Mary Laver, a former RAF servicewoman, campaigner, and friend, has severe rheumatoid arthritis.
She can’t stand, she can’t move her arms, she hasn’t fed herself in over fifteen years.
Mary relies on a team of carers to help her complete everyday tasks, like eating, drinking, and going to the toilet, but the coalition Government is trying to take that care away.
David Cameron’s government have tried to close the Independent Living Fund, that Mary and 20,000 disabled people in the UK rely on to pay for vital care.
Mary doesn’t see herself as disabled. A former driver in the RAF, an Olympic torch bearer, a Games Maker, she travelled from John O’Groats to Lands End in her power chair to raise money for Help For Heroes.
“I’m a person in a wheelchair,” she said yesterday at an emergency meeting at the House of Commons, showing the film to MPs, journalists and campaigners.

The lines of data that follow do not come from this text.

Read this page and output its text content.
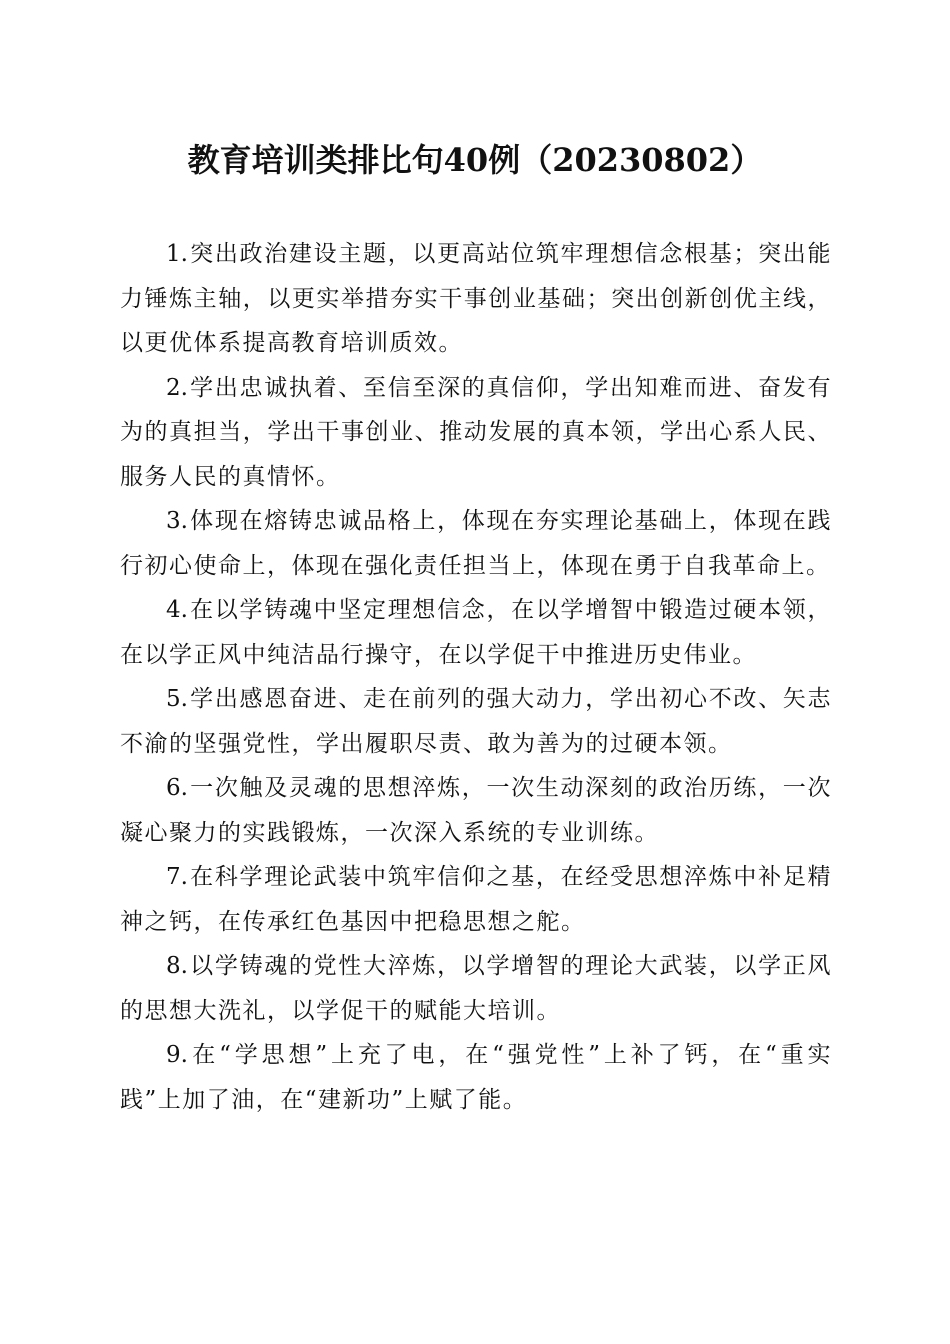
教育培训类排比句40例（20230802）

1.突出政治建设主题，以更高站位筑牢理想信念根基；突出能力锤炼主轴，以更实举措夯实干事创业基础；突出创新创优主线，以更优体系提高教育培训质效。

2.学出忠诚执着、至信至深的真信仰，学出知难而进、奋发有为的真担当，学出干事创业、推动发展的真本领，学出心系人民、服务人民的真情怀。

3.体现在熔铸忠诚品格上，体现在夯实理论基础上，体现在践行初心使命上，体现在强化责任担当上，体现在勇于自我革命上。

4.在以学铸魂中坚定理想信念，在以学增智中锻造过硬本领，在以学正风中纯洁品行操守，在以学促干中推进历史伟业。

5.学出感恩奋进、走在前列的强大动力，学出初心不改、矢志不渝的坚强党性，学出履职尽责、敢为善为的过硬本领。

6.一次触及灵魂的思想淬炼，一次生动深刻的政治历练，一次凝心聚力的实践锻炼，一次深入系统的专业训练。

7.在科学理论武装中筑牢信仰之基，在经受思想淬炼中补足精神之钙，在传承红色基因中把稳思想之舵。

8.以学铸魂的党性大淬炼，以学增智的理论大武装，以学正风的思想大洗礼，以学促干的赋能大培训。

9.在“学思想”上充了电，在“强党性”上补了钙，在“重实践”上加了油，在“建新功”上赋了能。
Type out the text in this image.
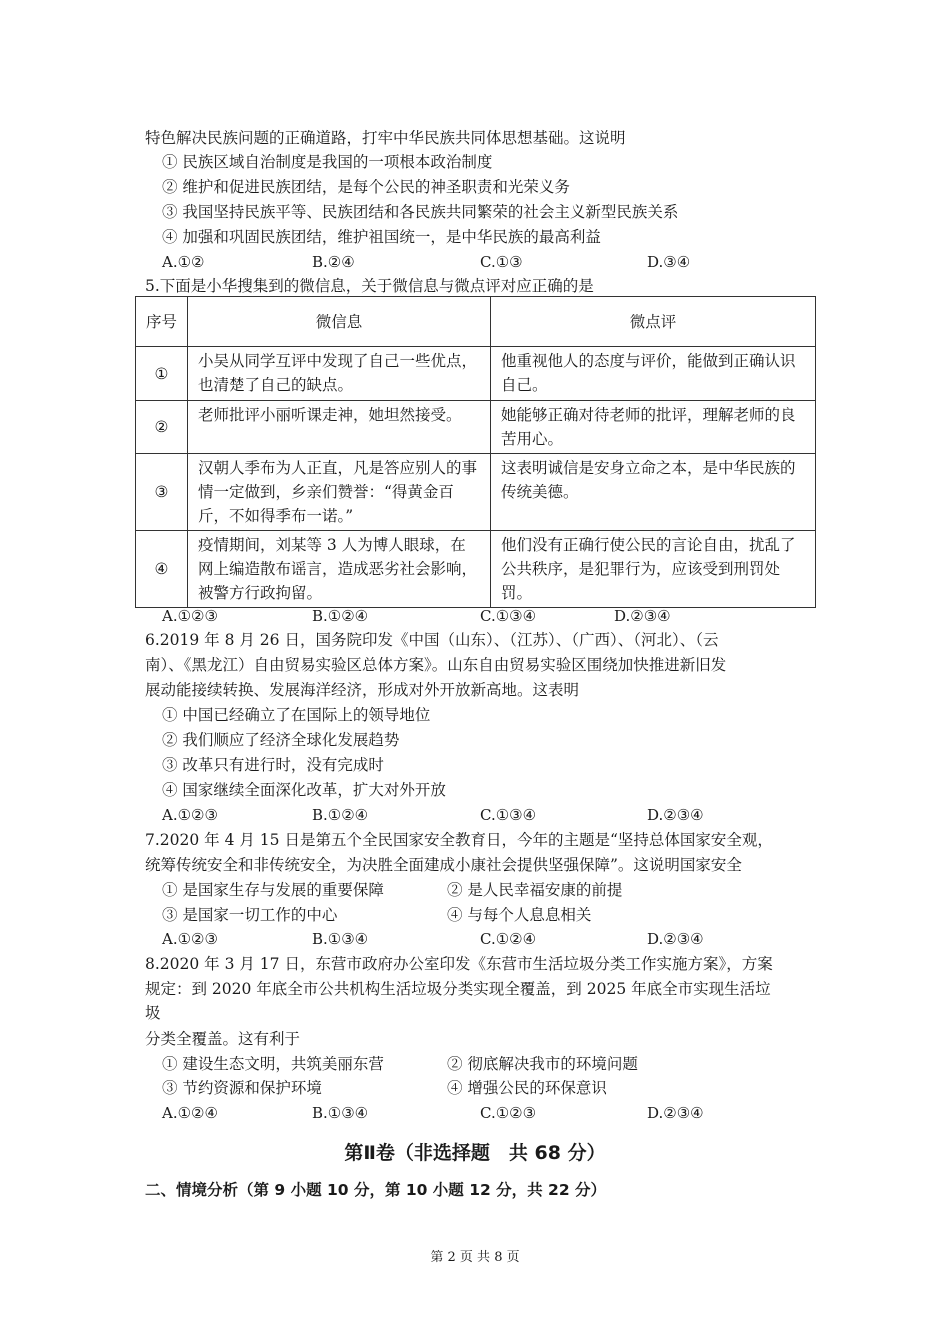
特色解决民族问题的正确道路，打牢中华民族共同体思想基础。这说明
① 民族区域自治制度是我国的一项根本政治制度
② 维护和促进民族团结，是每个公民的神圣职责和光荣义务
③ 我国坚持民族平等、民族团结和各民族共同繁荣的社会主义新型民族关系
④ 加强和巩固民族团结，维护祖国统一，是中华民族的最高利益
A.①②	B.②④	C.①③	D.③④
5.下面是小华搜集到的微信息，关于微信息与微点评对应正确的是
序号	微信息	微点评
①	小吴从同学互评中发现了自己一些优点，也清楚了自己的缺点。	他重视他人的态度与评价，能做到正确认识自己。
②	老师批评小丽听课走神，她坦然接受。	她能够正确对待老师的批评，理解老师的良苦用心。
③	汉朝人季布为人正直，凡是答应别人的事情一定做到，乡亲们赞誉：“得黄金百斤，不如得季布一诺。”	这表明诚信是安身立命之本，是中华民族的传统美德。
④	疫情期间，刘某等 3 人为博人眼球，在网上编造散布谣言，造成恶劣社会影响，被警方行政拘留。	他们没有正确行使公民的言论自由，扰乱了公共秩序，是犯罪行为，应该受到刑罚处罚。
A.①②③	B.①②④	C.①③④	D.②③④
6.2019 年 8 月 26 日，国务院印发《中国（山东）、（江苏）、（广西）、（河北）、（云
南）、《黑龙江）自由贸易实验区总体方案》。山东自由贸易实验区围绕加快推进新旧发
展动能接续转换、发展海洋经济，形成对外开放新高地。这表明
① 中国已经确立了在国际上的领导地位
② 我们顺应了经济全球化发展趋势
③ 改革只有进行时，没有完成时
④ 国家继续全面深化改革，扩大对外开放
A.①②③	B.①②④	C.①③④	D.②③④
7.2020 年 4 月 15 日是第五个全民国家安全教育日，今年的主题是“坚持总体国家安全观，
统筹传统安全和非传统安全，为决胜全面建成小康社会提供坚强保障”。这说明国家安全
① 是国家生存与发展的重要保障	② 是人民幸福安康的前提
③ 是国家一切工作的中心	④ 与每个人息息相关
A.①②③	B.①③④	C.①②④	D.②③④
8.2020 年 3 月 17 日，东营市政府办公室印发《东营市生活垃圾分类工作实施方案》，方案
规定：到 2020 年底全市公共机构生活垃圾分类实现全覆盖，到 2025 年底全市实现生活垃
圾
分类全覆盖。这有利于
① 建设生态文明，共筑美丽东营	② 彻底解决我市的环境问题
③ 节约资源和保护环境	④ 增强公民的环保意识
A.①②④	B.①③④	C.①②③	D.②③④
第Ⅱ卷（非选择题　共 68 分）
二、情境分析（第 9 小题 10 分，第 10 小题 12 分，共 22 分）
第 2 页 共 8 页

In the film, Mary talks with pride about carrying the Olympic Torch through the the streets, accompanied by her doctor.
“It’s a very special experience and I wanted to share it with somebody. The person I wanted to share it with had died, and I thought, who’s the one person who has walked my walk with me over the last 25 years? My doctor.”
Mary relies on 18 hours of care a day, and since losing the use of her hands and arms, relies on her carers to feed her, make a cup of coffee, help her to go to the toilet – the simple everyday tasks that we take for granted.
“It’s really quite disabling because you can replace your legs with wheels, but when your arms start to bend and your hands start to go, you really are incapacitated.
“You can’t feed yourself. Other people have got to take over the functions of your hands and arms.”
With the impending cuts to the ILF, Mary would have an hour of care twice a day, and would spend her days and afternoons alone in her chair, alone, trapped in a body that is wasting away. Her slender frame has plummeted to 6 stone with worry over recent weeks.
Mary doesn’t have to use her imagination to tell us what a life without the ILF would be like – but her memory. Before the ILF, she had spent two years in her bed, alone, with minimal care.
“The ILF literally gave me my life back. Without it, I’d spent two years in my bed, watching the seasons change. Then the ILF funding came along, saying you don’t have to live like this.
“I can do things that other people take for granted, things you would class as normal.
“Because I can’t use my hands, I can’t have a cup of coffee. But for now I’ve got someone here to do that for me.”
ILF users worry that without the ILF, councils won’t be able to afford night care.
“To me, night care is vital. Once I’m in bed I can’t move, so if there was an emergency, or I need a wee, I just couldn’t do anything about it. I feel very vulnerable at night.”
Desperate not to deteriorate any further, she talks harrowingly of the pond at the end of her garden:
“It’s the only way I could take my own life. It’s quite deep… It wouldn’t take long.”